Users will also be able to control what ChatGPT remembers using a “Manage Memory” interface that lists memory items. “ChatGPT’s memories evolve with your interactions and aren’t linked to specific conversations,” OpenAI says. “Deleting a chat doesn’t erase its memories; you must delete the memory itself.”

ChatGPT’s memory features are not currently available to every ChatGPT account, so we have not experimented with it yet. Access during this testing period appears to be random among ChatGPT (free and paid) accounts for now. “We are rolling out to a small portion of ChatGPT free and Plus users this week to learn how useful it is,” OpenAI writes. “We will share plans for broader roll out soon.”

iMessage is not considered a “core platform” by the EU

As reported by Ars Technica,

Apple’s iMessage service is not a “gatekeeper” prone to unfair business practices and will thus not be required under the Fair Markets Act to open up to messages, files, and video calls from other services, the European Commission announced earlier today.

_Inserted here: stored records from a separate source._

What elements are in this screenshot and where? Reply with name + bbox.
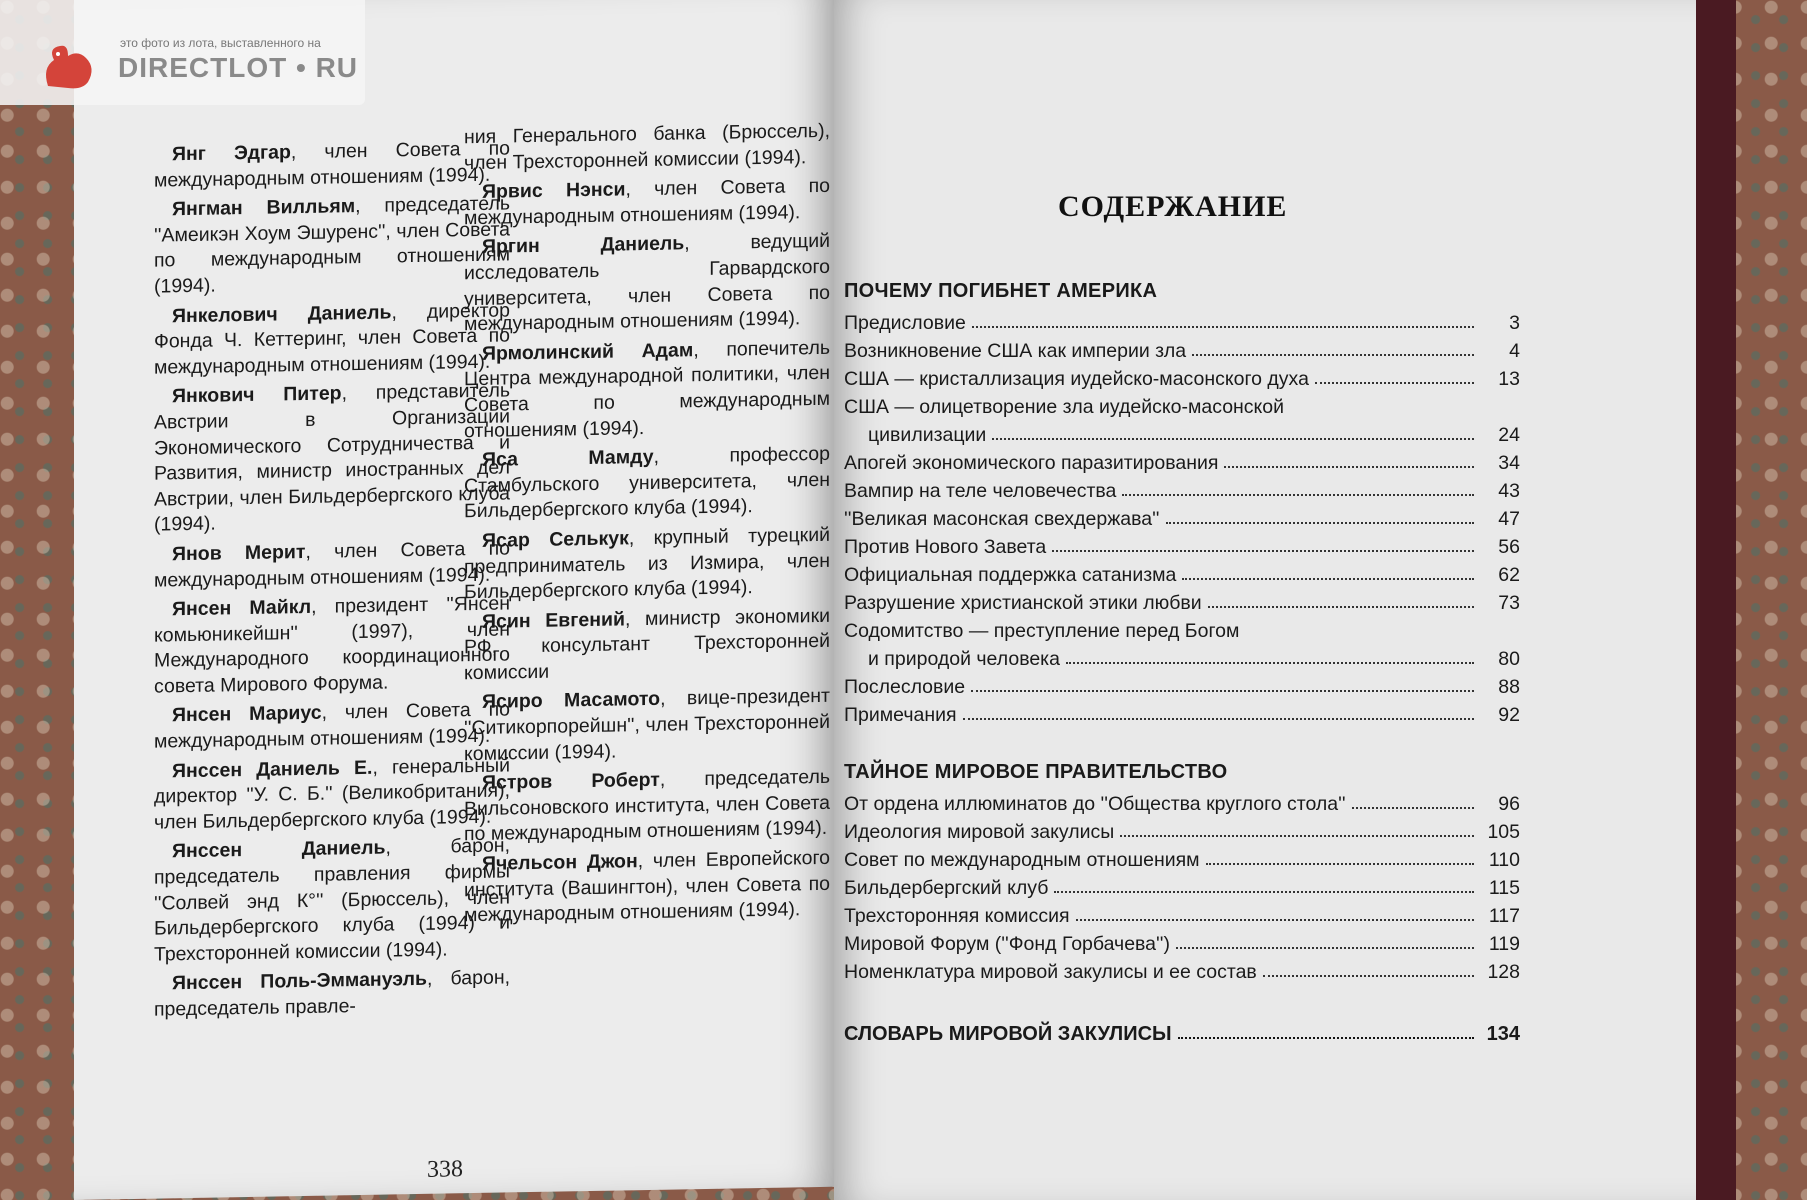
leader-dots xyxy=(1076,919,1474,921)
entry-text: , председатель ''Амеикэн Хоум Эшуренс'', член Совета по международным отношениям (1994). xyxy=(154,192,510,298)
toc-row[interactable] xyxy=(844,816,1520,844)
toc-item-title: СЛОВАРЬ МИРОВОЙ ЗАКУЛИСЫ xyxy=(844,1023,1172,1045)
toc-page-number: 117 xyxy=(1488,905,1520,927)
toc-row[interactable] xyxy=(844,503,1520,531)
entry-text: , председатель Вильсоновского института, член Совета по международным отношениям (1994). xyxy=(464,766,830,846)
dictionary-entry xyxy=(464,523,830,606)
toc-page-number: 13 xyxy=(1498,368,1520,390)
right-page xyxy=(834,0,1696,1200)
toc-row[interactable] xyxy=(868,419,1520,447)
toc-page-number: 47 xyxy=(1498,508,1520,530)
entry-name: Ясиро Масамото xyxy=(482,688,661,714)
left-column-1 xyxy=(154,136,510,1027)
entry-text: , член Совета по международным отношениям (1994). xyxy=(154,698,510,753)
toc-item-title: Апогей экономического паразитирования xyxy=(844,452,1219,474)
leader-dots xyxy=(963,718,1474,720)
toc-page-number: 73 xyxy=(1498,592,1520,614)
entry-text: , барон, председатель правле- xyxy=(154,966,511,1021)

Apple was one of many companies, including Google, Amazon, Alphabet (Google’s parent company), Meta, and Microsoft to have its “gatekeeper” status investigated by the European Union. The iMessage service did meet the definition of a “core platform,” serving at least 45 million EU users monthly and being controlled by a firm with at least 75 billion euros in market capitalization. But after “a thorough assessment of all arguments” during a five-month investigation, the Commission found that iMessage and Microsoft’s Bing search, Edge browser, and ad platform “do not qualify as gatekeeper services.” The unlikelihood of EU demands on iMessage was apparent in early December when Bloomberg reported that the service didn’t have enough sway with business users to demand more regulation.

Had the Commission ruled otherwise, Apple would have had until August to open its service. It would have been interesting to see how the company would have complied, given that it provides end-to-end encryption and registers senders based on information from their registered Apple devices.

Google had pushed the Commission to force Apple into “gatekeeper status,” part of Google’s larger campaign to make Apple treat Android users better when they trade SMS messages with iPhone users. While Apple has agreed to take up RCS, an upgraded form of carrier messaging with typing indicators and better image and video quality, it will not provide encryption for Android-to-iPhone SMS, nor remove the harsh green coloring that particularly resonates with younger users.

Apple is still obligated to comply with the Digital Markets Act’s other implications on its iOS operating system, its App Store, and its Safari browser. The European Union version of iOS 17.4, due in March, will offer “alternative app marketplaces,” or sideloading, along with the tools so that those other app stores can provide updates and other services. Browsers on iOS will also be able to use their own rendering engines rather than providing features only on top of mobile Safari rendering. Microsoft, among other firms, will make similar concessions in certain areas of Europe with Windows 11 and other products.